Bien que la baisse de la valeur totale du marché puisse sembler alarmante, les acteurs du secteur interrogés par Kommersant indiquent que cela ne signifie pas nécessairement une rentabilité réduite pour les concessionnaires. Pour les distributeurs, l'indicateur clé reste la rentabilité unitaire, c'est-à-dire la marge réalisée sur chaque vente, plutôt que le volume total du marché.

Nikolay Ivanov explique que la rentabilité d'un concessionnaire dépend de l'équilibre entre l'offre et la demande, ainsi que des niveaux de stocks. Bien que la taille et le chiffre d'affaires du marché soient des indicateurs importants, ils ne garantissent pas la rentabilité. Ilya Petrov corrobore cette analyse, affirmant que la baisse de la valeur du marché ne se traduit pas automatiquement par des pertes. Le résultat financier est déterminé par l'équilibre entre l'offre et la demande, et non par les volumes bruts. Il est possible de vendre de grands volumes avec une forte concurrence, une demande limitée et de faibles marges, ne générant ainsi que peu de profits. Inversement, des volumes plus modestes, mais avec des coûts maîtrisés et une politique de prix claire, peuvent permettre à un concessionnaire de rester rentable.
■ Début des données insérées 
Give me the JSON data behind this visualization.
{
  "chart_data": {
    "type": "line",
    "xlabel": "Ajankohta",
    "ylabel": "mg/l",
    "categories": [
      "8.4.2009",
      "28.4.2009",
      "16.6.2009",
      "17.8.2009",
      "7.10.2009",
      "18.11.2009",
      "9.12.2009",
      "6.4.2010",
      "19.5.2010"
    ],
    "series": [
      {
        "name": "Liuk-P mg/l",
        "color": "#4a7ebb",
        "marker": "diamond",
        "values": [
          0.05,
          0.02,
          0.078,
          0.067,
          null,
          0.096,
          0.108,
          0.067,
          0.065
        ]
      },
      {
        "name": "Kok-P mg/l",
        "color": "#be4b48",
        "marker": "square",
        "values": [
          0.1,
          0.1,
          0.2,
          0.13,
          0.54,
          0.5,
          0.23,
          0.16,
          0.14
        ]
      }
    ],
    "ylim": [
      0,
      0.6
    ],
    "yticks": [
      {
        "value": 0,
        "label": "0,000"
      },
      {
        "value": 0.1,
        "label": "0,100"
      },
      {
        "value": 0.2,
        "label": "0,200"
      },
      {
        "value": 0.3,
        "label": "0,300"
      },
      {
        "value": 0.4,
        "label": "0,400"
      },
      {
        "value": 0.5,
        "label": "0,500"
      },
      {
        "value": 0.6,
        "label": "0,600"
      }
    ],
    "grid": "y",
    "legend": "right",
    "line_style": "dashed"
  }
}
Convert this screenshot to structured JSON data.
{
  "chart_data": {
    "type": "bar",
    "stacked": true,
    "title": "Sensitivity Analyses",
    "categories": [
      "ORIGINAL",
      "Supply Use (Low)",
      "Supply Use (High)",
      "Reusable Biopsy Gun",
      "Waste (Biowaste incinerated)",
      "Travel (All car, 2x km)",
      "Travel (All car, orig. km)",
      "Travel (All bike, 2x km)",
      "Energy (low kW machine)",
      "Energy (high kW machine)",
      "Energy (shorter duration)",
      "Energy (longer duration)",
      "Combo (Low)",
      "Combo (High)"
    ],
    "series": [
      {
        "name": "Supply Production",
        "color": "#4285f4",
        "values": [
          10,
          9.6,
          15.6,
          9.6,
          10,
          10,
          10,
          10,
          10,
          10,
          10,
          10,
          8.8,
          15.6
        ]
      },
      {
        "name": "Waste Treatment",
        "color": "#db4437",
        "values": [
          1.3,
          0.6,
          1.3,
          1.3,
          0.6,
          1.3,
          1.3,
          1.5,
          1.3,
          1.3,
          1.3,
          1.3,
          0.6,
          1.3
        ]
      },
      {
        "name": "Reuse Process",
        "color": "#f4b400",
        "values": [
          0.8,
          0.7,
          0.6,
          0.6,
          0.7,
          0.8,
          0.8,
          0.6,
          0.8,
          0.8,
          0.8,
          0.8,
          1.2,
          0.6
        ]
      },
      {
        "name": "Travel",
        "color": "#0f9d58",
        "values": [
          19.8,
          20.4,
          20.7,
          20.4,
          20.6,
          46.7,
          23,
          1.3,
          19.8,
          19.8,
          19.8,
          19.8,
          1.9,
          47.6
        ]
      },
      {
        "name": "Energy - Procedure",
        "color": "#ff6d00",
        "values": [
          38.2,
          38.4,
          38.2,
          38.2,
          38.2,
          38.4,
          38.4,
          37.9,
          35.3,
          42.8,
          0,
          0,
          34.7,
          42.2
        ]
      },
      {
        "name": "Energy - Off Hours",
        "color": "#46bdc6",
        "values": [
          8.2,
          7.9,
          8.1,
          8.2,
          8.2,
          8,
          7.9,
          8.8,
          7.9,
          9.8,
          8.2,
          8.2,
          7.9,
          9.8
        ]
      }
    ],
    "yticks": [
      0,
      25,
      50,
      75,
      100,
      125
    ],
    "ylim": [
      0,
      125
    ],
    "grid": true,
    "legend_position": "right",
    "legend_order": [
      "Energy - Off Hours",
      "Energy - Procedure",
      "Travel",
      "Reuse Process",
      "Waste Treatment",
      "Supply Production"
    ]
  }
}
Prévisions optimistes pour 2026

Malgré les défis de 2025, les experts et les concessionnaires interrogés expriment un optimisme prudent quant aux perspectives pour 2026. Ils anticipent une probable reprise de la valeur du marché automobile.

Nikolay Ivanov estime qu'une dynamique positive est envisageable si les ventes de voitures neuves atteignent au moins 1,3 million d'unités, accompagnées d'une hausse du prix moyen pondéré de 10 à 11%. Vladimir Bespalov est encore plus confiant, prévoyant une augmentation de la valeur du marché entre 10% et 15% pour l'année en cours. Selon lui, cette croissance sera soutenue par une reprise modérée de la demande et une augmentation des prix, influencée par l'inflation et une potentielle dépréciation du rouble.

La perspective d'un rouble plus faible pourrait effectivement stimuler la demande pour les véhicules produits localement et rendre les importations plus coûteuses, contribuant ainsi à la hausse de la valeur globale du marché. De plus, une reprise graduelle du pouvoir d'achat des consommateurs, conjuguée à une stabilisation ou une légère amélioration de la confiance économique, pourrait redonner un élan aux ventes.

En conclusion, l'année 2025 a représenté un défi pour le marché automobile russe, mettant en lumière la complexité des interactions entre les prix, les volumes et le pouvoir d'achat. Cependant, les analyses et les prévisions pour 2026 suggèrent un retour à une trajectoire de croissance, porté par une combinaison de facteurs économiques favorables et une adaptation continue des acteurs du secteur.